25 July 2006

One shortcoming of working in a Windows environment is not being able to bulk rename files as easily as in unix, or even DOS. I am also not even sure Gnome or KDE have really taken great measures to sort this out.

In unix, the use of sed with a little shell magic gave full regular expression file renaming, and can be linked with most other tools - including Subversion (SVN) and CVS. In DOS, the ren command could deal with wild card replacement, however, the standard windows explorer bulk rename, which consists of highlighting a group of files, and renaming one of them, was extremely weak, allowing the initial name and then every repeat name being the same with a bracketed auto-numeric expression.

So I hit the web to find a serious renaming tool, and found a little cache of freeware tools to do the job: List of multiple file renaming tools.

After looking around, I tried 1-4a rename, a simple but powerful tool with reasonable pattern matching and replacement, autonumbering (with padding), and it has possibilities of hex numbering (handy for some programming situations), case changing, and song pattern naming for media collections.

The only shame really is that the tool does not link with SVN, and that the source control UI’s for windows do not have any kind of bulk rename. Maybe Tortoise SVN or Rapid SVN could consider adding one to their arsenal, which would increase their usefulness when looking at directories full of image files or similar items that may need renaming.

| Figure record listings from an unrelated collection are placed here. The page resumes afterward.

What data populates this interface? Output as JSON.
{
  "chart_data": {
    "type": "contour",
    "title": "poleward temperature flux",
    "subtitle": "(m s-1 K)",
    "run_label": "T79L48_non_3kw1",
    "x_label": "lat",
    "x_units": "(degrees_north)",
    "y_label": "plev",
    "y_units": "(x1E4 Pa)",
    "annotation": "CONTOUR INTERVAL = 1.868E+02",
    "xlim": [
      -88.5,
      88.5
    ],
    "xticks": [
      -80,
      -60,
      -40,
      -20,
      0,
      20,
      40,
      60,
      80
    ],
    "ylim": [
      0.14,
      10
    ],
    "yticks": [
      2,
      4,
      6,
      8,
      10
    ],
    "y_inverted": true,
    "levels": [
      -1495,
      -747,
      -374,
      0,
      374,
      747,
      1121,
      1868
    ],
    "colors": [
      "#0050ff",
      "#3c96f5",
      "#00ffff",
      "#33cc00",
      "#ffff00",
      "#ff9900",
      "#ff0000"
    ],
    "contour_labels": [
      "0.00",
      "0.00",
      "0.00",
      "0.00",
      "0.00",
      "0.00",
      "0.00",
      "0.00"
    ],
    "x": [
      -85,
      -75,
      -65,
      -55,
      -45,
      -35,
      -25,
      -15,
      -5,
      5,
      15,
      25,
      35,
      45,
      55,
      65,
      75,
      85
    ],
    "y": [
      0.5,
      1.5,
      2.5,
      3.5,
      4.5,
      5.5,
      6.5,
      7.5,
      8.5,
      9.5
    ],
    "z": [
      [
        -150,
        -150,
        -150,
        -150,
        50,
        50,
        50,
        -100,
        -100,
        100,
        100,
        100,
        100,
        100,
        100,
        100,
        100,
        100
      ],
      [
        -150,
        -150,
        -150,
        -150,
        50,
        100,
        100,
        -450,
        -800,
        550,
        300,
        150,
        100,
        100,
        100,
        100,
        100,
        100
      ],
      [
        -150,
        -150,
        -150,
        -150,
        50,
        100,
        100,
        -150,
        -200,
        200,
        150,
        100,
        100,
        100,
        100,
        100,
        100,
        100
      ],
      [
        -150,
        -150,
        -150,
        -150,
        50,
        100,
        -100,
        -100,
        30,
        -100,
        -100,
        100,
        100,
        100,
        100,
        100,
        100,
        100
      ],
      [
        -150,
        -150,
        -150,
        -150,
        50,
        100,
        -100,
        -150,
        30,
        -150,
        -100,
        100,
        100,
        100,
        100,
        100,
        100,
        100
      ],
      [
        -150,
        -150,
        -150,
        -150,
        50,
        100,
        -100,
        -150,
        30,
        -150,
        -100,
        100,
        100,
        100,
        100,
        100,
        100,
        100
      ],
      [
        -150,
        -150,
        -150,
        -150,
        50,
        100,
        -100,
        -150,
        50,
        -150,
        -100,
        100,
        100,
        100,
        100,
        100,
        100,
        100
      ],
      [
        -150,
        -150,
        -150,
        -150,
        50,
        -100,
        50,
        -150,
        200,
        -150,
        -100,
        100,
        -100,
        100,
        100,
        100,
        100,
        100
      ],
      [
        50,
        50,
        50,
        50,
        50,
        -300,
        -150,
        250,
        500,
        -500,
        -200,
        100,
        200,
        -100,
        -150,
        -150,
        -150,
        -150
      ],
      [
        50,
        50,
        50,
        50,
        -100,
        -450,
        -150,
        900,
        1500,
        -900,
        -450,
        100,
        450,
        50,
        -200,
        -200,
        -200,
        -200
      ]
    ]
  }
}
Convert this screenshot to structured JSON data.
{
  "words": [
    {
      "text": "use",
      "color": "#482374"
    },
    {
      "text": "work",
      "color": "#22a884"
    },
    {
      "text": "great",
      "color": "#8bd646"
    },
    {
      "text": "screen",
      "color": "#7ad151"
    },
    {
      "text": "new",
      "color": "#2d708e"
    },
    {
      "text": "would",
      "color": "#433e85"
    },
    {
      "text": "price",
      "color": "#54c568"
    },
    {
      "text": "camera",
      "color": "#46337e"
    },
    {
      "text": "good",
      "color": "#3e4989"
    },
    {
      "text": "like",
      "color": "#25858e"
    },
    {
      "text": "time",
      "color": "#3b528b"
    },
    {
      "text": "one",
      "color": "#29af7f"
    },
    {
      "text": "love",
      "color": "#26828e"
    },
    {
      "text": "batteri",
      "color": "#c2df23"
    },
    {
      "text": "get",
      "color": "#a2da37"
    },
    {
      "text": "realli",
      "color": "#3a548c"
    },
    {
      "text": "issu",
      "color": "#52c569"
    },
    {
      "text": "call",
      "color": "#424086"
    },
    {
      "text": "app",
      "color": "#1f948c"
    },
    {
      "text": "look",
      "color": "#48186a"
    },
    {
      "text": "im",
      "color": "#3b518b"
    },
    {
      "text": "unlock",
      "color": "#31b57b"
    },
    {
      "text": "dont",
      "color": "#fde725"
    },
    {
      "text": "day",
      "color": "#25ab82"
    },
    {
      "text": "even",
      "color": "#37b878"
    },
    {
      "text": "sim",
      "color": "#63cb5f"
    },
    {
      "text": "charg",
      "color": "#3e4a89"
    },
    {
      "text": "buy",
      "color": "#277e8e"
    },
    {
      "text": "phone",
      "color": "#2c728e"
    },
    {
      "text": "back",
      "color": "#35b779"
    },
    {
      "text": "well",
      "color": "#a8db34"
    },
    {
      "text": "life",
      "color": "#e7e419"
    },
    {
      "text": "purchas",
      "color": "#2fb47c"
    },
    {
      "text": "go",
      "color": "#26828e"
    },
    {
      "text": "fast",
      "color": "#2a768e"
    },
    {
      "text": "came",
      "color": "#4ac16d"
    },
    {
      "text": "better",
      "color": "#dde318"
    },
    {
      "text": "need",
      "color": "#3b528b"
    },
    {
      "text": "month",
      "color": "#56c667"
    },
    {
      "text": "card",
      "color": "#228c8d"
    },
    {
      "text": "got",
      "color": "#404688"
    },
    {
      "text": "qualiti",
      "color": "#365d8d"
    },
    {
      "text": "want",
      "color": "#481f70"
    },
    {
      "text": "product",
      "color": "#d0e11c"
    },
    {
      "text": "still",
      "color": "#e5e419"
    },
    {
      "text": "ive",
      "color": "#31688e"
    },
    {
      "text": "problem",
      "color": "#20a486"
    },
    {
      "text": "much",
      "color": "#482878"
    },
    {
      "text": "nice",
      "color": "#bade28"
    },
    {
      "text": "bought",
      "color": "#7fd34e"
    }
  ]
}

Its not an operation that one should plan to do often, but it also need not be so painful.

For those unix bods - here is an example shell script to do this (which I ended up using in Cygwin bash in the end because it had to happen with SVN):

for currentfile in blah*.bmp
do
  newname=`echo $currentfile | sed 's/blah/something_else_/;s/_\([0-9]\)\./_0\1\./'`
  echo ${currentfile} \-\> ${newname}
  svn rename ${currentfile} ${newname}
done

The Windows scripting host may offer another (equally non user-friendly) way to do this without Cygwin.

GUI tools for these would be nice, although regular expressions are not user friendly. What ideas are there for giving such pattern matching power in a user friendly manner? I would love to hear some, and I hope somebody somewhere is juggling the concept of it.

The best I have seen is the Apple OS X Automator. I am not sure if SVN actions can be placed in it, but user friendly expression base renames can most definitely be put in. Perhaps Gnome and KDE will follow suit there, and eventually we will see something similar in Vista.